Overnight Camp Success: The First 48 Hours
**This is a continuation of our Counselor Skills Series, where we share some of the specific training we do with our counselors to make sure that your children enjoy the benefit of getting to know exceptional role models while at camp. You can find the other articles in this series here: Homesickness, Confidence, and Discipline.
Getting Ready for Summer Camp
One of the ways that we ensure a successful term for each of our campers and counselors is a very purposeful approach to the first 48 hours of each camp term. Beginning at 2pm on Opening Day, the first 48 hours contributes heavily to the trajectory that the rest of the term will follow. If a counselor can help a camper feel at home, connected, and engaged during that “try out period”, it is much easier for that camper to feel comfortable, make friends, and enjoy activities for the rest of camp.
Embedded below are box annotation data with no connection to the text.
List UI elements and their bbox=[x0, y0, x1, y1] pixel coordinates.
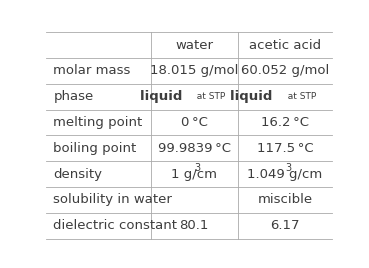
Text: liquid: liquid bbox=[139, 90, 191, 103]
Text: dielectric constant: dielectric constant bbox=[53, 219, 177, 232]
Text: solubility in water: solubility in water bbox=[53, 193, 172, 206]
Text: 1.049 g/cm: 1.049 g/cm bbox=[247, 168, 323, 181]
Text: 99.9839 °C: 99.9839 °C bbox=[158, 142, 231, 155]
Text: phase: phase bbox=[53, 90, 93, 103]
Text: 3: 3 bbox=[285, 163, 291, 173]
Text: miscible: miscible bbox=[257, 193, 313, 206]
Text: melting point: melting point bbox=[53, 116, 142, 129]
Text: at STP: at STP bbox=[282, 92, 316, 101]
Text: liquid: liquid bbox=[230, 90, 282, 103]
Text: 60.052 g/mol: 60.052 g/mol bbox=[241, 64, 329, 77]
Text: 3: 3 bbox=[194, 163, 200, 173]
Text: 6.17: 6.17 bbox=[270, 219, 300, 232]
Text: density: density bbox=[53, 168, 102, 181]
Text: water: water bbox=[175, 39, 213, 51]
Text: boiling point: boiling point bbox=[53, 142, 137, 155]
Text: acetic acid: acetic acid bbox=[249, 39, 321, 51]
Text: molar mass: molar mass bbox=[53, 64, 131, 77]
Text: at STP: at STP bbox=[191, 92, 225, 101]
Text: 1 g/cm: 1 g/cm bbox=[171, 168, 217, 181]
Text: 18.015 g/mol: 18.015 g/mol bbox=[150, 64, 238, 77]
Text: 0 °C: 0 °C bbox=[181, 116, 207, 129]
Text: 117.5 °C: 117.5 °C bbox=[256, 142, 313, 155]
Text: 80.1: 80.1 bbox=[179, 219, 209, 232]
Text: 16.2 °C: 16.2 °C bbox=[261, 116, 309, 129]
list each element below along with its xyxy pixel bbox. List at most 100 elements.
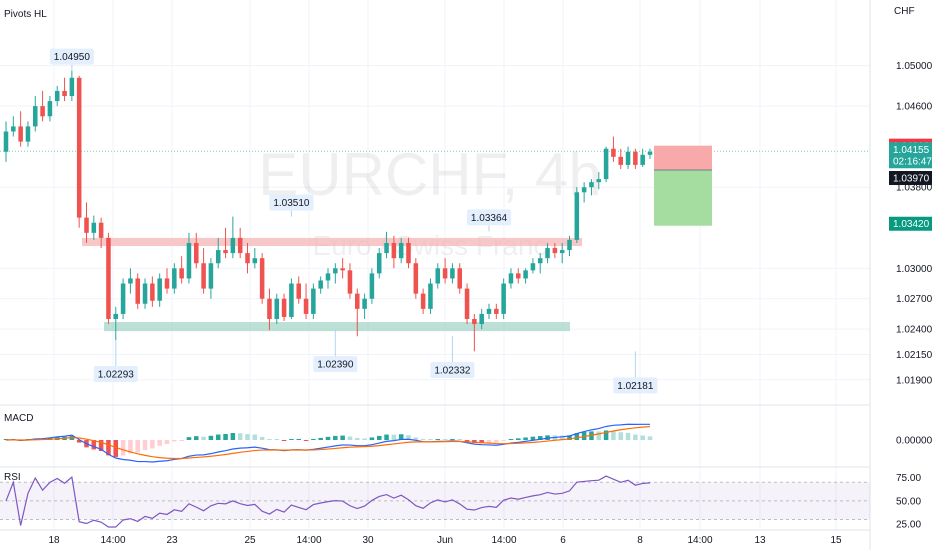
candle-body [530,263,536,271]
candle-body [450,268,455,279]
candle-49 [362,293,367,319]
pivot-value: 1.02181 [617,381,654,392]
candle-44 [325,268,331,289]
candle-50 [369,268,375,304]
position-tool[interactable] [654,145,712,226]
candle-30 [223,227,228,259]
pivot-box [269,194,314,211]
candle-12 [91,215,97,240]
candle-77 [567,235,572,257]
macd-histogram-bar [618,432,623,440]
candle-body [501,283,506,314]
candle-76 [559,242,565,264]
macd-histogram-bar [362,438,367,440]
macd-histogram-bar [574,433,580,440]
macd-histogram-bar [391,434,397,440]
candle-10 [76,75,82,228]
candle-body [464,288,470,319]
pivot-label: 1.02293 [93,339,138,382]
price-label-bg [889,142,932,169]
candle-body [164,278,170,289]
pivot-label: 1.03510 [269,194,314,217]
pivot-box [313,356,358,373]
macd-histogram-bar [311,439,316,440]
candle-body [428,283,433,309]
pivot-value: 1.03364 [471,213,508,224]
macd-histogram-bar [516,438,521,440]
candle-81 [596,172,602,190]
candle-body [281,298,287,317]
macd-histogram-bar [486,440,492,443]
candle-79 [581,182,587,203]
candle-86 [633,148,638,169]
candle-body [150,283,155,301]
candle-body [545,248,550,259]
candle-body [142,283,148,304]
price-tick: 1.01900 [896,375,932,386]
macd-histogram-bar [355,438,360,440]
rsi-line [5,475,651,528]
candle-body [128,278,133,284]
macd-histogram-bar [472,440,477,444]
candle-25 [186,232,192,284]
candle-73 [537,253,543,274]
candle-46 [340,258,345,279]
candle-9 [69,70,75,102]
candle-body [186,242,192,279]
time-tick: 18 [48,535,60,546]
candle-body [472,318,477,325]
candle-64 [472,313,477,352]
candle-body [369,273,375,299]
candle-15 [113,306,119,341]
macd-histogram-bar [135,440,140,453]
macd-histogram-bar [274,439,280,440]
candle-60 [442,258,448,284]
time-tick: 14:00 [491,535,516,546]
candle-14 [106,232,111,325]
candle-1 [11,116,16,137]
candle-body [303,298,309,314]
candle-body [120,283,126,314]
candle-body [398,242,404,259]
pivot-labels: 1.04950 1.03510 1.03364 1.02293 1.02390 1.023… [49,48,658,394]
macd-histogram-bar [289,439,294,440]
candle-body [267,298,272,319]
time-tick: Jun [437,535,453,546]
candle-body [33,106,38,127]
candle-82 [603,146,609,183]
price-label-text: 1.03420 [893,219,930,230]
candle-body [311,288,316,314]
candle-body [54,90,60,102]
candle-70 [516,268,521,284]
candle-body [508,273,514,284]
time-tick: 15 [830,535,842,546]
candle-body [523,270,528,279]
candle-body [355,293,360,309]
candle-body [215,250,221,264]
macd-tick: 0.00000 [896,436,932,447]
pivot-label: 1.03364 [467,209,511,232]
candle-35 [259,253,265,304]
candle-body [406,242,411,264]
pivot-box [93,365,138,382]
stop-loss-zone [654,145,712,170]
time-tick: 8 [637,535,643,546]
macd-histogram-bar [157,440,162,446]
candle-65 [479,308,484,330]
rsi-pane-label: RSI [4,472,21,483]
candle-38 [281,293,287,322]
candle-4 [33,96,38,132]
macd-histogram-bar [237,433,243,440]
candle-7 [54,85,60,107]
macd-histogram-bar [245,434,250,440]
candle-56 [413,258,419,299]
price-label-bg [889,171,932,185]
macd-line [5,423,651,463]
time-tick: 25 [244,535,256,546]
candle-body [252,258,258,264]
macd-histogram-bar [186,437,192,440]
candle-6 [47,96,53,122]
zones [82,237,582,332]
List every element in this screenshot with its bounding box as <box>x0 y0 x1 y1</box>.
We wanted to share our approach for the first two days of camp so that you know that your child will have the most thoughtful and complete supervision available!
These are the things that we train our counselors to do during those first two days, quoted directly from our counselor training manual:
1) Opening Day—Opening will be the very first impression of camp for about a third of our campers. The rest will have been eagerly awaiting this day for weeks, so for all of them, we need to make Opening Day pop! This means enthusiastically greeting each member of your cabin, learning their names, and helping to establish friendships with their cabin mates from the get go. If you can get your campers talking and playing with each other right away that will eliminate much of their anxiety about being at camp. This starts before campers arrive. Make a plan with your co-counselor on what cabin games you want to play, how you want to set your cabin rules, and what you want to do between dinner and torchlight. Plans make success, so you'll need to make a plan.
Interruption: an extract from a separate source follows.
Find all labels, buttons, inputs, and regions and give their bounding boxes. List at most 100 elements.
2) The First Meal, Evening Activity, and Torchlight—These activities will help set the tone for the rest of the term. Make sure to talk to each one of your campers during the first meal both to check in and to continue to establish your relationship with them. We’ll also need to make sure that the evening activity is something special, even if it’s our third time to do that particular activity by the end of the summer.
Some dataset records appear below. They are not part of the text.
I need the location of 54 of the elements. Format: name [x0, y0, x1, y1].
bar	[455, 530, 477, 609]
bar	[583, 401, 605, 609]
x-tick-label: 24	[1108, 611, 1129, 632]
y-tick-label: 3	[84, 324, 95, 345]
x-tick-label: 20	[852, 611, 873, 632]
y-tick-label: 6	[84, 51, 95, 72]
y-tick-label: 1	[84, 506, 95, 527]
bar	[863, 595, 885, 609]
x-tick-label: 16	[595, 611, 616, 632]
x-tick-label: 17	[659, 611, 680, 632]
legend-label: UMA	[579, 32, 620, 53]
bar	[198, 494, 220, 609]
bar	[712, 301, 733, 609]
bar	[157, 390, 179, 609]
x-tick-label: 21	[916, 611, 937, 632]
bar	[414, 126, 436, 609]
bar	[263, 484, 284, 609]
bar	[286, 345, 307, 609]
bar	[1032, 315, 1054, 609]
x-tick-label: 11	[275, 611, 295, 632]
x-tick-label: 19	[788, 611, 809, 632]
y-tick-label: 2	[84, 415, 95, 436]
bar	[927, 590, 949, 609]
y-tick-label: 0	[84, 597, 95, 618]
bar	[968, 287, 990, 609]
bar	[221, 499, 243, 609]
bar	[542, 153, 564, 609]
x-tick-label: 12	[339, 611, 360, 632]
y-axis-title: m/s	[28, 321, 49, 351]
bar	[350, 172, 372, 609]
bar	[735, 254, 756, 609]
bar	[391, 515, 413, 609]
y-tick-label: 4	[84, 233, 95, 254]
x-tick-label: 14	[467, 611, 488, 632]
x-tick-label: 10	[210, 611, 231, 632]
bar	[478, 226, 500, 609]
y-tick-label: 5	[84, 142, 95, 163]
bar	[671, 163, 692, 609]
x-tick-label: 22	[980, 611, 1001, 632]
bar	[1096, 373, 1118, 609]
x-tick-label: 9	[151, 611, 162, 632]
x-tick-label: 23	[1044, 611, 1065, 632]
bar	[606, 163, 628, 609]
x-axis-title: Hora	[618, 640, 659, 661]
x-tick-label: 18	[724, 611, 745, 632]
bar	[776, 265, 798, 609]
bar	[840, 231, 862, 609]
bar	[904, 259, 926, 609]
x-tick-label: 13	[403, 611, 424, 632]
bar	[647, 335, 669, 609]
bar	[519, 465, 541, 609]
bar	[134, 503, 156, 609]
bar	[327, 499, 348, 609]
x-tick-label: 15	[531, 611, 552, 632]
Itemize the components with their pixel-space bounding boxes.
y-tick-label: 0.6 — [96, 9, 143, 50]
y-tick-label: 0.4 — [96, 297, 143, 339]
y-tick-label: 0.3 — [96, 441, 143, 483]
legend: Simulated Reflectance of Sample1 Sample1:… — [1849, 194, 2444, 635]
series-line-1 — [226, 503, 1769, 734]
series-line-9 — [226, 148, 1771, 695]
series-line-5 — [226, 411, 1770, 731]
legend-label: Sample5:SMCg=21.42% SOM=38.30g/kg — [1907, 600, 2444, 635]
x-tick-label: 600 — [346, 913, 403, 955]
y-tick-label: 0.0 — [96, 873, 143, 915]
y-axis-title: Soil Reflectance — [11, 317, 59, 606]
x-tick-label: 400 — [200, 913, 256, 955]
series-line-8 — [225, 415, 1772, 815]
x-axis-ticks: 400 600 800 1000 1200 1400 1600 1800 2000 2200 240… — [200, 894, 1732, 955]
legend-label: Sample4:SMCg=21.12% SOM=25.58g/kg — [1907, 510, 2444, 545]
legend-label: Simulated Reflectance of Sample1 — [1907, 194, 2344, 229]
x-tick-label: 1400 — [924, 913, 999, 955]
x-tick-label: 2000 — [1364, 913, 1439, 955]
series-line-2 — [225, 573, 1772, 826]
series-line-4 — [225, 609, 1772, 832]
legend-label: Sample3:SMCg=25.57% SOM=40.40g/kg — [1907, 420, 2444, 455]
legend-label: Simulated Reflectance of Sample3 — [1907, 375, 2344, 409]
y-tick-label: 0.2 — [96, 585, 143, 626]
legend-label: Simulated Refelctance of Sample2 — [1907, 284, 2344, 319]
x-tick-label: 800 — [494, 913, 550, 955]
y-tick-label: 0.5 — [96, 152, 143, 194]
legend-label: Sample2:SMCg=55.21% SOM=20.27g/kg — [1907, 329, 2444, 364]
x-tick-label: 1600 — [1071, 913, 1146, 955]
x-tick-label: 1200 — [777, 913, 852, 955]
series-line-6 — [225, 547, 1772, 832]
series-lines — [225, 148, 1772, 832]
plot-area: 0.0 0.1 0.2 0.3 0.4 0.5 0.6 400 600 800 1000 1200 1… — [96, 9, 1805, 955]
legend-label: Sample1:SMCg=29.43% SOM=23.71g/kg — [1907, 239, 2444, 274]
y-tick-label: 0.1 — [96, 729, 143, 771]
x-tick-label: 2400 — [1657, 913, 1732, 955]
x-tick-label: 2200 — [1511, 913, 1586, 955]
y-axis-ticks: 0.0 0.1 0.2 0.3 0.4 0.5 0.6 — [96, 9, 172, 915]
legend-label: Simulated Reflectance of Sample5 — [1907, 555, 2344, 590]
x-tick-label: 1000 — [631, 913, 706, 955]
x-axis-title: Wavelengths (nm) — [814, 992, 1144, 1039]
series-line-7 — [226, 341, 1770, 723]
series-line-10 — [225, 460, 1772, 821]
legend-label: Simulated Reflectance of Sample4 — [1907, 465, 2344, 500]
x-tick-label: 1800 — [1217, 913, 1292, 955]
Prepare your campers ahead of time with what to expect and tell them how much fun they will have at each step of the first evening (prime them to enjoy it). Make sure that everyone is involved at the first torchlight. For first year campers, explain what happens during torchlight and why we have it almost every night. Getting all of your campers excited during Pump It Up and engaged throughout torchlight is one of the best ways to help them feel involved and part of the action.
3) The First Night—For many campers, this is a period of apprehension and fear, anticipation and excitement. Our job is to minimize the fear and help campers look forward to the activities of tomorrow. Make sure to learn each camper’s name during the first afternoon and interact individually with each camper at least a couple of times before bedtime. This cements the relationship and will reduce first night anxiety. Talk about the schedule of the next day, what activities campers have to look forward to, when wake up is, flag raising, etc. Knowledge reduces anxiety, so give campers an idea of what is going on. We will do plenty of homesickness training, but as always, don’t hesitate to ask your DL if you need assistance.
4) Monday Morning and Campers Missing Home—Monday morning is typically crazy; it’s a time when campers are trying to learn their way around, and we are getting schedules finalized and passed out. In all the rush, campers can disengage and begin missing home, so try to minimize down time and continue to give each camper the love and attention he or she needs. This is another area where being organized and having a plan will benefit you. At breakfast, go over the morning schedule and what the campers will need for their activities.
5) Monday Morning Through Tuesday Afternoon—Monday will be the first day of activities and the first full day at camp. It is important that we execute this day well to demonstrate how we want the schedule to run for the rest of the term. Let’s make sure activities get started on time, meal tables get cleaned well, and once again the special event and torchlight pop. If we can execute a clean Monday, by Tuesday even our newest campers will feel like experts in their new environment.
This is the time when we get to build good habits (for both ourselves and our campers) and set the term off with a bang!
Go get those first 48 hours!”
* We believe that the way we train our counselors is among the best in the country. We are writing this blog series to share parts of what we teach during our 12-day orientation, so that you can feel secure in trusting your child to the supervision of our counselor role models.